Using the explicit representation of the delta-function stated above and factoring out the derivatives with respect to the field point $$\vec r$$ yields
\[ \vec F(\vec r) = \frac{ -\nabla^2_{\vec r} }{4 \pi} \int_V d^3 r’ \frac{\vec F(\vec r\,{}’)}{|\vec r – \vec r\,{}’|} \, . \]
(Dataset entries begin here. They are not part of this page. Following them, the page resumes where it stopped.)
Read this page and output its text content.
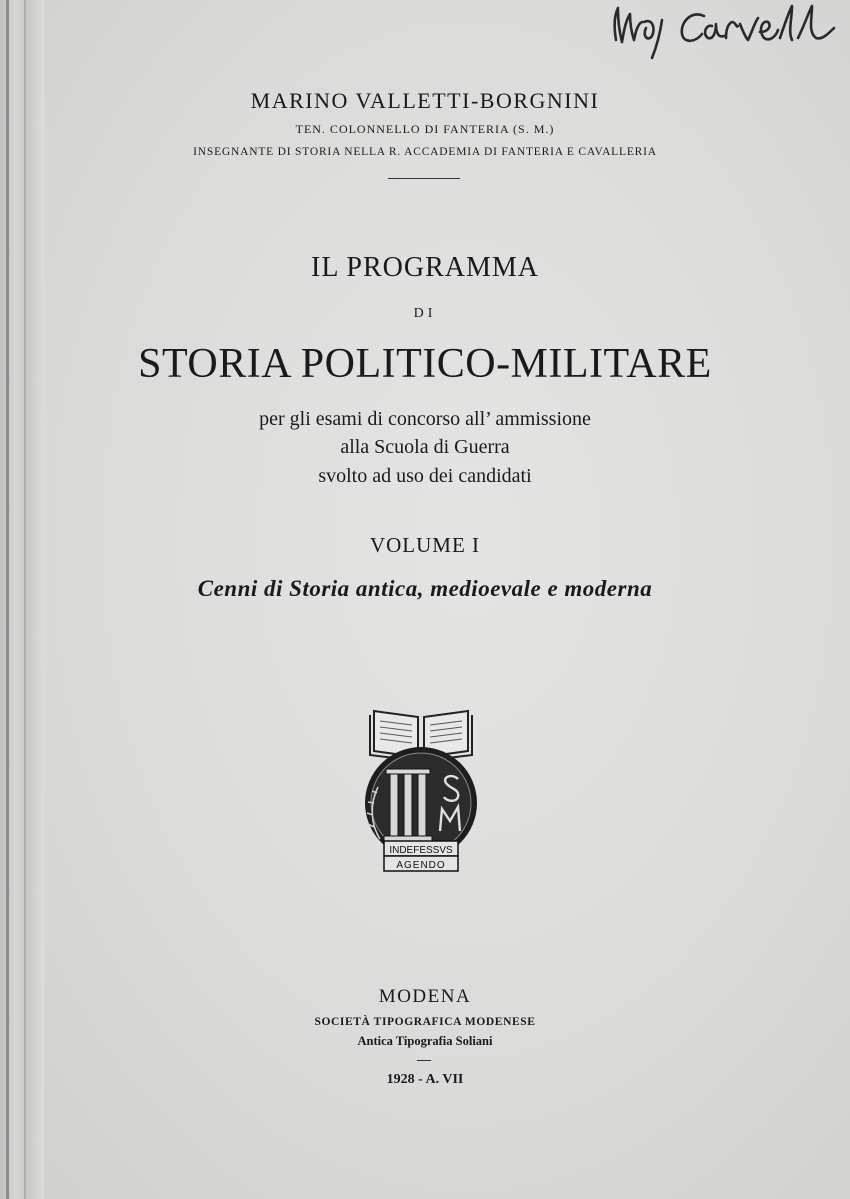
MARINO VALLETTI-BORGNINI
TEN. COLONNELLO DI FANTERIA (S. M.)
INSEGNANTE DI STORIA NELLA R. ACCADEMIA DI FANTERIA E CAVALLERIA
IL PROGRAMMA
DI
STORIA POLITICO-MILITARE
per gli esami di concorso all’ ammissione
alla Scuola di Guerra
svolto ad uso dei candidati
VOLUME I
Cenni di Storia antica, medioevale e moderna
INDEFESSVS
AGENDO
MODENA
SOCIETÀ TIPOGRAFICA MODENESE
Antica Tipografia Soliani
1928 - A. VII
Now apply the vector identity $$\nabla^2 = \nabla( \nabla \cdot ) – \nabla \times (\nabla \times)$$. Doing so allows the expression for $$\vec F(\vec r)$$ to take the form
\[ \vec F (\vec r) = \frac{1}{4 \pi} \nabla_{\vec r} \times \vec I_{vector} – \frac{1}{4 \pi} \nabla_{\vec r} I_{scalar} \]
where the integrals
\[ \vec I_{vector} = \nabla_{\vec r} \times \int_v d^3 r ‘ \frac{\vec F (\vec r\,’)}{|\vec r – \vec r\,’|} \]
and
\[ I_{scalar} = \nabla_{\vec r} \cdot \int_v d^3 r ‘ \frac{\vec F (\vec r\,’)}{|\vec r – \vec r\,’|} \; . \]
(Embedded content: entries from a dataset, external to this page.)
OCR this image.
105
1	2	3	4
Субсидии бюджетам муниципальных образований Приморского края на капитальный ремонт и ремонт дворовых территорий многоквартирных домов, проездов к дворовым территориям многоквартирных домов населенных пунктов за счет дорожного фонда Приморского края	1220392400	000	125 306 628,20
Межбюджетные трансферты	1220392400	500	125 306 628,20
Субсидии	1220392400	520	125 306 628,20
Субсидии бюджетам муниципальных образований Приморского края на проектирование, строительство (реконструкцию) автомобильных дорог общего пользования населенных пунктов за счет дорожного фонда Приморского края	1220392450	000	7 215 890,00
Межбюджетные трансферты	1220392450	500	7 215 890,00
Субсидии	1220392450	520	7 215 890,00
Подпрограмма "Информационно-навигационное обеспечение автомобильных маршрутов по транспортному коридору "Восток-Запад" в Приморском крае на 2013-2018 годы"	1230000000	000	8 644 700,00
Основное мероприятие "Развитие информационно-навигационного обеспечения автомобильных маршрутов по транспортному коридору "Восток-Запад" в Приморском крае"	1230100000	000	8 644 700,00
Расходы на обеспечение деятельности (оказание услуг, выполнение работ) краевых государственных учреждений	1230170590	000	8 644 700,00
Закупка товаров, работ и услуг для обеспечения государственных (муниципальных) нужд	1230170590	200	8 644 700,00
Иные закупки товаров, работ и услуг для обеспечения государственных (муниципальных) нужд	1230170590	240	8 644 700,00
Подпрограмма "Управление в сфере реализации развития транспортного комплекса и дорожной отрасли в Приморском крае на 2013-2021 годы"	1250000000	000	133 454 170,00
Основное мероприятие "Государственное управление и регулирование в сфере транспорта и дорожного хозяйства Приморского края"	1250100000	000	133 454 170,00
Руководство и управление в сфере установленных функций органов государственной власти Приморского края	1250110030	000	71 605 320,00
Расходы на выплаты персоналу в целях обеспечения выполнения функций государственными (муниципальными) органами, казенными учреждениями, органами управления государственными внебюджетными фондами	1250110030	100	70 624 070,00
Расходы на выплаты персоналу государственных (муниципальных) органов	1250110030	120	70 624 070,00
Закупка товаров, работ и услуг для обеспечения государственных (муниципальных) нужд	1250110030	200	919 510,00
The strategy for handling these terms is to
- bring the derivative operator with respect to r into the integral
- switch the derivative from r to r’ with a cost of a minus sign
- integrate by parts
- apply the appropriate boundary conditions and boundary integral version of the divergence theorem to the total derivative piece
Application of this strategy to the vector (first) integral gives
\[ \vec I _{vector} = \int_V d^3 r’ \frac{ \nabla_{\vec r\,’} \times \vec F (\vec r \, ‘)}{|\vec r – \vec r\,’|} – \int_{\partial V} dS \frac{\hat n \times \vec F(\vec r\,’)}{|\vec r – \vec r\,’|} \; .\]
Likewise, the same strategy applied to the scalar (second) integral gives
\[ I_{scalar} = \int_V d^3 r’ \frac{ \nabla \cdot \vec F ( \vec r \,’)}{|\vec r – \vec r\,’|} – \int_{\partial V} dS \frac{\hat n \cdot \vec F ( \vec r \,’)}{|\vec r – \vec r\,’|} \; . \]
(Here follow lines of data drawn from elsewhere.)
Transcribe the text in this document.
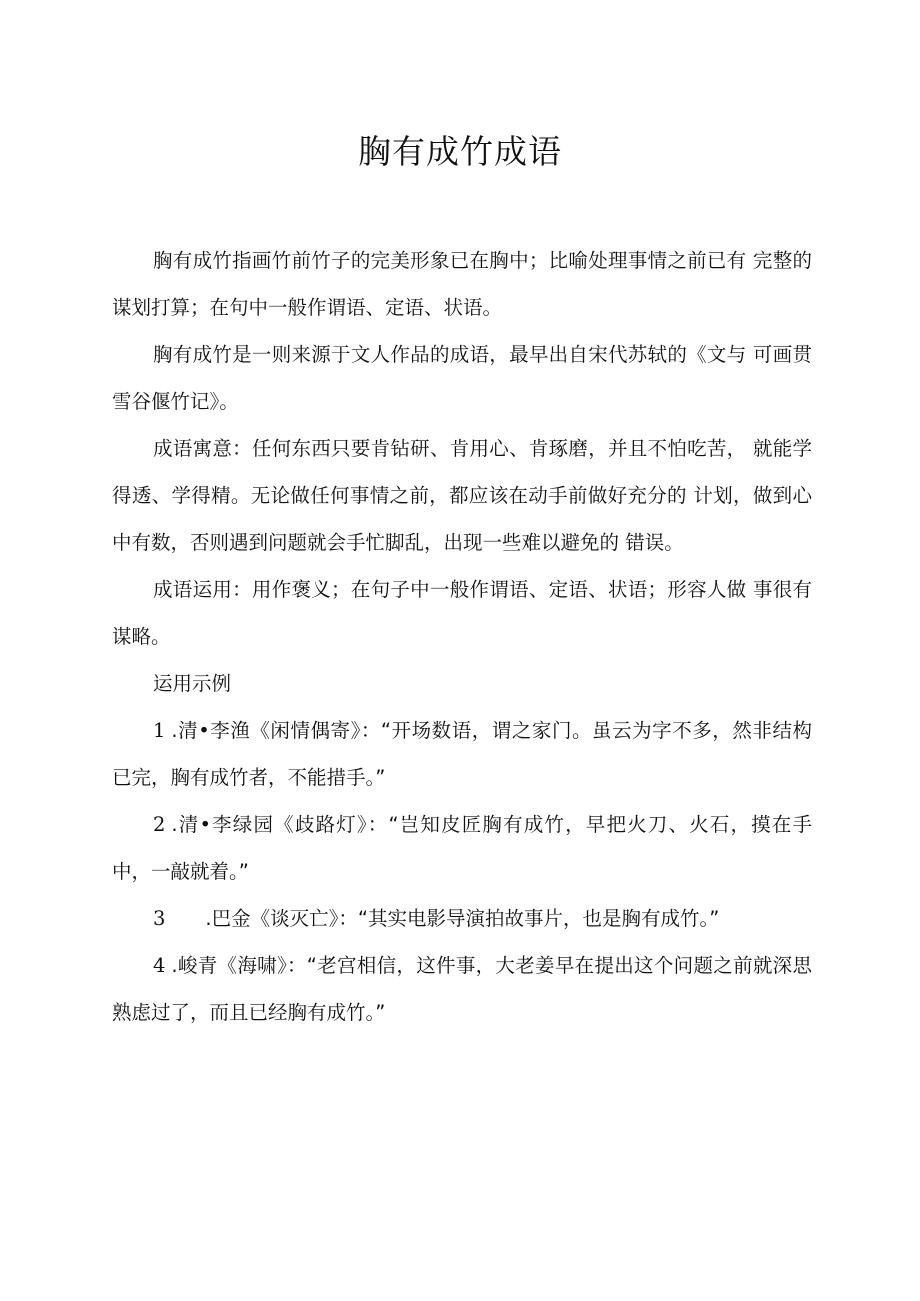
胸有成竹成语

胸有成竹指画竹前竹子的完美形象已在胸中；比喻处理事情之前已有 完整的谋划打算；在句中一般作谓语、定语、状语。

胸有成竹是一则来源于文人作品的成语，最早出自宋代苏轼的《文与 可画贯雪谷偃竹记》。

成语寓意：任何东西只要肯钻研、肯用心、肯琢磨，并且不怕吃苦， 就能学得透、学得精。无论做任何事情之前，都应该在动手前做好充分的 计划，做到心中有数，否则遇到问题就会手忙脚乱，出现一些难以避免的 错误。

成语运用：用作褒义；在句子中一般作谓语、定语、状语；形容人做 事很有谋略。

运用示例

1 .清•李渔《闲情偶寄》：“开场数语，谓之家门。虽云为字不多，然非结构已完，胸有成竹者，不能措手。”

2 .清•李绿园《歧路灯》：“岂知皮匠胸有成竹，早把火刀、火石，摸在手中，一敲就着。”

3 .巴金《谈灭亡》：“其实电影导演拍故事片，也是胸有成竹。”

4 .峻青《海啸》：“老宫相信，这件事，大老姜早在提出这个问题之前就深思熟虑过了，而且已经胸有成竹。”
Now the usual case of interest sets the bounding volume to be all space, which requires that the field drop off faster than $$r^{-1}$$. If this condition is met then the surface integrals zero and the original field can be written as
\[ \vec F (\vec r) = -\nabla U(\vec r) + \nabla \times \vec W(\vec r) \]
where
\[ U(\vec r) = \frac{1}{4\pi} \int_V d^3 r’ \frac{ \nabla’ \cdot \vec F ( \vec r \,’)}{|\vec r – \vec r\,’|} \]
and
\[ \vec W(\vec r) = \frac{1}{4\pi} \int_V d^3 r’ \frac{ \nabla’ \times \vec F ( \vec r \,’)}{|\vec r – \vec r\,’|} \; .\]
At this point it is a snap to derive Coulomb’s and Biot-Savart’s laws from the Maxwell equations but that is a post for another time.